Shared work load

Why does it seem that women do the majority of the work in relationships? It seems that we do the childcare, the housework, the emotional work of keeping everyone happy-ish, be the appointments and social secretary's, the shoppers and cooks and have full time jobs? It's not just me that thinks this, many studies show the same thing. I've met so many women who feel that they don't have a partner, but an extra child, this often lead to the breakdown of the relationship.

Its starting to make me think that all hetrosexual relationships are inherently abusive, I can't speak for same sex ones as I've never had one.

I know I'm going to get flak for this post, but I'm going for it anyway. I'd love to hear from people who have successfull relationships and what they're secrets are, not that I want another relationship, I'm just curious.

  • I hear you - and as you saw, my relationship isn’t perfect! I agree with you from what happens in our household. We have jobs that are mine and his though - that helps, although my balance is more. He works more than me now but it’s always been the same whoever was working more hours. Sometimes I make a point like putting a bin bag over the bin because it smells so much or lining up his shoes in the hall or crockery next to the dishwasher that didn’t make it in. Makes me feel slightly amused even if it doesn’t make a whole load of difference. If, in his words, I ‘just do it!’, I’ll slowly take on doing everything so refuse. I think he finds chores hard like cleaning but I‘ve allocated three rooms to him that don’t matter to me. I charge him to clean the rest! I put the prices up a few months ago because he doesn’t notice and never says thank you. Again, it makes me accept it better! We used to have a rota for cleaning and, until our old dog died, we had a rota for a few months of looking after the dog overnight when it was particularly stressful. I’m sure you won’t be surprised that the rota was my idea! I love a rota. He hates it. But it’s clear, fair and effective. I’m 99% sure my husband is ND.

  • In my experience, men who've lived alone for a while are perfectly capable of doing things like laundry and hoovering, they just stop when a woman moves in, they go from being capable adults to manchildren. Then they wonder why you're to tired for sex?
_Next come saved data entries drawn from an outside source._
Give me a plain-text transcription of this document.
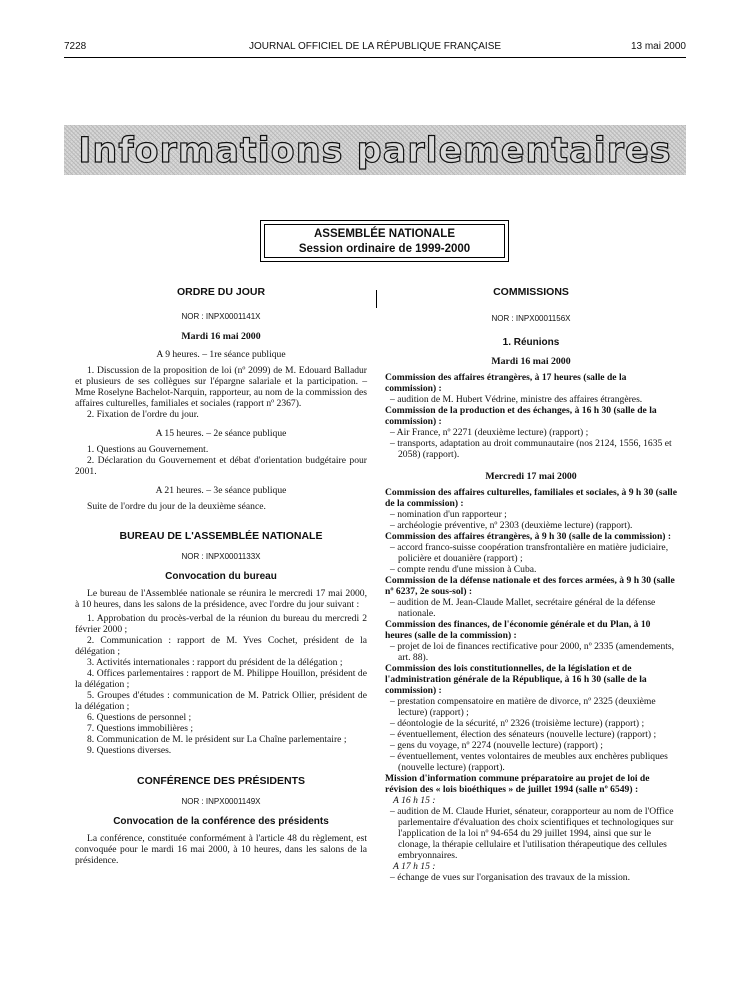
7228	JOURNAL OFFICIEL DE LA RÉPUBLIQUE FRANÇAISE	13 mai 2000
Informations parlementaires
ASSEMBLÉE NATIONALE
Session ordinaire de 1999-2000
ORDRE DU JOUR
NOR : INPX0001141X
Mardi 16 mai 2000
A 9 heures. – 1re séance publique

1. Discussion de la proposition de loi (nº 2099) de M. Edouard Balladur et plusieurs de ses collègues sur l'épargne salariale et la participation. – Mme Roselyne Bachelot-Narquin, rapporteur, au nom de la commission des affaires culturelles, familiales et sociales (rapport nº 2367).

2. Fixation de l'ordre du jour.

A 15 heures. – 2e séance publique

1. Questions au Gouvernement.

2. Déclaration du Gouvernement et débat d'orientation budgétaire pour 2001.

A 21 heures. – 3e séance publique

Suite de l'ordre du jour de la deuxième séance.

BUREAU DE L'ASSEMBLÉE NATIONALE
NOR : INPX0001133X
Convocation du bureau

Le bureau de l'Assemblée nationale se réunira le mercredi 17 mai 2000, à 10 heures, dans les salons de la présidence, avec l'ordre du jour suivant :

1. Approbation du procès-verbal de la réunion du bureau du mercredi 2 février 2000 ;

2. Communication : rapport de M. Yves Cochet, président de la délégation ;

3. Activités internationales : rapport du président de la délégation ;

4. Offices parlementaires : rapport de M. Philippe Houillon, président de la délégation ;

5. Groupes d'études : communication de M. Patrick Ollier, président de la délégation ;

6. Questions de personnel ;

7. Questions immobilières ;

8. Communication de M. le président sur La Chaîne parlementaire ;

9. Questions diverses.

CONFÉRENCE DES PRÉSIDENTS
NOR : INPX0001149X
Convocation de la conférence des présidents

La conférence, constituée conformément à l'article 48 du règlement, est convoquée pour le mardi 16 mai 2000, à 10 heures, dans les salons de la présidence.

COMMISSIONS
NOR : INPX0001156X
1. Réunions
Mardi 16 mai 2000

Commission des affaires étrangères, à 17 heures (salle de la commission) :

– audition de M. Hubert Védrine, ministre des affaires étrangères.

Commission de la production et des échanges, à 16 h 30 (salle de la commission) :

– Air France, nº 2271 (deuxième lecture) (rapport) ;

– transports, adaptation au droit communautaire (nos 2124, 1556, 1635 et 2058) (rapport).

Mercredi 17 mai 2000

Commission des affaires culturelles, familiales et sociales, à 9 h 30 (salle de la commission) :

– nomination d'un rapporteur ;

– archéologie préventive, nº 2303 (deuxième lecture) (rapport).

Commission des affaires étrangères, à 9 h 30 (salle de la commission) :

– accord franco-suisse coopération transfrontalière en matière judiciaire, policière et douanière (rapport) ;

– compte rendu d'une mission à Cuba.

Commission de la défense nationale et des forces armées, à 9 h 30 (salle nº 6237, 2e sous-sol) :

– audition de M. Jean-Claude Mallet, secrétaire général de la défense nationale.

Commission des finances, de l'économie générale et du Plan, à 10 heures (salle de la commission) :

– projet de loi de finances rectificative pour 2000, nº 2335 (amendements, art. 88).

Commission des lois constitutionnelles, de la législation et de l'administration générale de la République, à 16 h 30 (salle de la commission) :

– prestation compensatoire en matière de divorce, nº 2325 (deuxième lecture) (rapport) ;

– déontologie de la sécurité, nº 2326 (troisième lecture) (rapport) ;

– éventuellement, élection des sénateurs (nouvelle lecture) (rapport) ;

– gens du voyage, nº 2274 (nouvelle lecture) (rapport) ;

– éventuellement, ventes volontaires de meubles aux enchères publiques (nouvelle lecture) (rapport).

Mission d'information commune préparatoire au projet de loi de révision des « lois bioéthiques » de juillet 1994 (salle nº 6549) :

A 16 h 15 :

– audition de M. Claude Huriet, sénateur, corapporteur au nom de l'Office parlementaire d'évaluation des choix scientifiques et technologiques sur l'application de la loi nº 94-654 du 29 juillet 1994, ainsi que sur le clonage, la thérapie cellulaire et l'utilisation thérapeutique des cellules embryonnaires.

A 17 h 15 :

– échange de vues sur l'organisation des travaux de la mission.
  • As a lifelong singleton I have to do everything. If by some miracle I met someone I can’t imagine I would just let go of it all.

    Perhaps the issue is whether people have lived alone for a spell or gone straight from their mother to their spouse?

  • I've noticed a lot more of men my sons age, (42) do far more than men my age, maybe its because they've grown up with working mums?

  • My husband has always done his share of the chores. I know I'm lucky in that, as many women I've known do much more than their male partners.

    Not sure if it's because my partner is ND? Or maybe he's just very rare?